There’s no escape from Donald Trump, even at the Frieze. The image of the polarizing US president was all over the annual contemporary art fair held in New York City this week.
We’re at an apogee of anti-Trump protest art and the Downtown for Democracy‘s booth at Frieze offers a great sampler: There’s Marilyn Minter’s plaque etched with a transcript of Trump’s leaked Access Hollywood tape and a wishful print by Guy Richards Smit titled President Resigns (Wednesday, November 7, 2018). And there’s Richard Prince’s “18 & Stormy,” a Photoshop provocation featuring a composite of the 18 women who have accused of Trump sexual misconduct.
Trump also manifests in Chinese artist Miao Ying’s quixotic mixed media installation at the Boers-Li Gallery booth. Titled Satie bought seven identical velvet suits complete with matching hats that he wore uninterruptedly for seven years, the piece shows actor Nicholas Cage’s face photoshopped on Trump’s body.
Arguably the most fascinating anti-Trump piece at Frieze is also the subtlest. Folders is based on a news photo taken at then president-elect Trump’s first press conference held on January 11, 2017. Reconstructed in cardboard by German sculptor Thomas Demand, the work which is selling for €95,000 ($114,000) at the Matthew Marks Gallery, features the stacks of manila folders that Trump offered as evidence of his efforts to divest himself from his corporation before being sworn into office. “These papers are just some of the many documents that I’ve signed turning over complete and total control to my sons,” Trump said then, gesturing to the mountain of documents on a table next to him.
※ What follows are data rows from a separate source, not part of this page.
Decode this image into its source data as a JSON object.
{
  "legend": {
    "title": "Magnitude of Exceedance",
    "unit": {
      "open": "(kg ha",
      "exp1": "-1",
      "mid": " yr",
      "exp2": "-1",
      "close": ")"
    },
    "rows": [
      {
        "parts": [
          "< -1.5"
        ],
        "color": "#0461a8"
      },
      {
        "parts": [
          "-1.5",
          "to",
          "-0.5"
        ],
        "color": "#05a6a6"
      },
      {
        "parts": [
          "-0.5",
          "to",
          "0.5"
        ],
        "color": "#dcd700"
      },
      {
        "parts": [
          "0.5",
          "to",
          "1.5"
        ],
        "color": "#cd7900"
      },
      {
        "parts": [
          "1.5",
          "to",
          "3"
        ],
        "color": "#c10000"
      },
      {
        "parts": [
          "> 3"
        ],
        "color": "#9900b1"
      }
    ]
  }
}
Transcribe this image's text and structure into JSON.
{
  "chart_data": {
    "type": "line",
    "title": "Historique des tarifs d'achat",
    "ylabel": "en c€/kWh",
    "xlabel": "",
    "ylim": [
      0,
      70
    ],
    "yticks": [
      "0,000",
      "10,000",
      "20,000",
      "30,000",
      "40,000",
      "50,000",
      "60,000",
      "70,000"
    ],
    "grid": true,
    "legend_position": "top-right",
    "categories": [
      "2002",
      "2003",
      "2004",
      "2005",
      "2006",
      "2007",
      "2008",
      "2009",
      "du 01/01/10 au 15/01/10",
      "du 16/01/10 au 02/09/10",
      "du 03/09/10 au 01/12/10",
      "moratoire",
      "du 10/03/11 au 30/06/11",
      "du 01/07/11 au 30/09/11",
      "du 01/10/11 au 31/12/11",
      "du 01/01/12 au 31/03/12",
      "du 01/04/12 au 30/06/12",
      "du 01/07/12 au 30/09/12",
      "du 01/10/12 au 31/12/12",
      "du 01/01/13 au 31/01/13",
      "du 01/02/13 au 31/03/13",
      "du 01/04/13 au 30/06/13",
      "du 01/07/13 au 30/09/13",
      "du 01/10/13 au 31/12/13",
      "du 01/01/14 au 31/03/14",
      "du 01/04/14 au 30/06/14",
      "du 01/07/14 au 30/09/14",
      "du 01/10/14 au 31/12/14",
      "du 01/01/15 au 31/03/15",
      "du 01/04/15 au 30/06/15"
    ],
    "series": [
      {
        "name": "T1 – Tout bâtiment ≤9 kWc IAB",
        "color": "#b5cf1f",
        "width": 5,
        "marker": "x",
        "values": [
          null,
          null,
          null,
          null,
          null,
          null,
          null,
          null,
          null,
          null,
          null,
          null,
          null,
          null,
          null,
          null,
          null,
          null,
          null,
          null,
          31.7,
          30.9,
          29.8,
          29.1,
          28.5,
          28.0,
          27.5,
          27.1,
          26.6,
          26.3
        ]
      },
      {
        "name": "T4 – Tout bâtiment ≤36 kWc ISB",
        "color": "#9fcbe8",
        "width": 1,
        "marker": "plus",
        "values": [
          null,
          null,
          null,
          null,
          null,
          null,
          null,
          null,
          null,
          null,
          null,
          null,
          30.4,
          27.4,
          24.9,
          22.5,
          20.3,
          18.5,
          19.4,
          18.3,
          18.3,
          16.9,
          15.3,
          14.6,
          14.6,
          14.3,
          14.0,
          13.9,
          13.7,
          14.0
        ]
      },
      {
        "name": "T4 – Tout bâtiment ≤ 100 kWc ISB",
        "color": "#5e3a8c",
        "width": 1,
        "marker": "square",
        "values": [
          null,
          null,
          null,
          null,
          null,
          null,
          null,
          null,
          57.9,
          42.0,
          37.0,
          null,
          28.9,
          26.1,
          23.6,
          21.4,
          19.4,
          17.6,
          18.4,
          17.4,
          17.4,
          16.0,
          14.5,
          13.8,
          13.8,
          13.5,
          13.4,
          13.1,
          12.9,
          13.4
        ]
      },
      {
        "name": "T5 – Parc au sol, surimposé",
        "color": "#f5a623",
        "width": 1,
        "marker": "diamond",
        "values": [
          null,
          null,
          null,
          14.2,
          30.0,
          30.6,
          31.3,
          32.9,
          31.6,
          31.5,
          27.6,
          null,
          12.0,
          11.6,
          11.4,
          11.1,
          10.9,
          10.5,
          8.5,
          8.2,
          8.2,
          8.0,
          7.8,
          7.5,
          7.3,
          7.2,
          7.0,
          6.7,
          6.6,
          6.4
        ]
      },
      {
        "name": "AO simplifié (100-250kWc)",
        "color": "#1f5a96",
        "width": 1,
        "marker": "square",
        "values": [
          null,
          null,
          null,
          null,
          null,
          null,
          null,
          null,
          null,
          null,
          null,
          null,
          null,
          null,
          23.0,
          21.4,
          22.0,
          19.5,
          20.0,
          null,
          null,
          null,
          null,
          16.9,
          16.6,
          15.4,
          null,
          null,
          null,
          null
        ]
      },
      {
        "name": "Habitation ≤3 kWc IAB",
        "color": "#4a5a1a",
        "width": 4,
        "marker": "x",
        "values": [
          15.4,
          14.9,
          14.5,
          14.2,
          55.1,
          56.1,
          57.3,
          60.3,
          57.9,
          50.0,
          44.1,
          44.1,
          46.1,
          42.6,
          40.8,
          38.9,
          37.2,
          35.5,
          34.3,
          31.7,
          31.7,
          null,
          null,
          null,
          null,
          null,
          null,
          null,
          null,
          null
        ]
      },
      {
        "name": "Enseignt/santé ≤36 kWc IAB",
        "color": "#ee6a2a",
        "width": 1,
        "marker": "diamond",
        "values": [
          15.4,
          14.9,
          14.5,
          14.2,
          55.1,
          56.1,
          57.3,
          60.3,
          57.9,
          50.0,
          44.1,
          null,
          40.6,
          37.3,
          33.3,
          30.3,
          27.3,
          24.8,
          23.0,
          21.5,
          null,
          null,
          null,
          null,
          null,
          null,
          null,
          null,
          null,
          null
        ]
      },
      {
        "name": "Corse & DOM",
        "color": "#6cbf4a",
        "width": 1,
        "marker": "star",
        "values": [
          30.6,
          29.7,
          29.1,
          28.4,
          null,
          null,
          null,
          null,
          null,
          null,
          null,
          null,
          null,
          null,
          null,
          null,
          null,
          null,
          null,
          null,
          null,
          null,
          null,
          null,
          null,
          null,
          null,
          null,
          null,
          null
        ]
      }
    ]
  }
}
The folders were swiftly taken away after Trump finished leaving some reporters to believe that the papers were totally blank.
“No one knew how to digest this but I’ve been talking about fakes for a long time,” Demand said to ArtNet. The celebrated 54-year old artist is a master of the constructed image. Mining news photos for inspiration, Demand sculpts life-size scenes and objects in cardboard, and then takes a photograph before destroying the set. Among his celebrated feats is a convincing paper replica of the Obama-era Oval office that he’s juxtaposed with Folders at last year’s Chicago Architecture Biennale.
It’s unclear what type of art collector will vie for works with the face or the aura of today’s most overexposed politician. But gallerists are optimistic that aligning Trump with art can at least spur sales. Speaking to ArtNet about a haunting anti-Trump piece priced at $325,000 at last year’s Frieze, a representative from Sprüth Magers said, “we could have sold it ten times over.”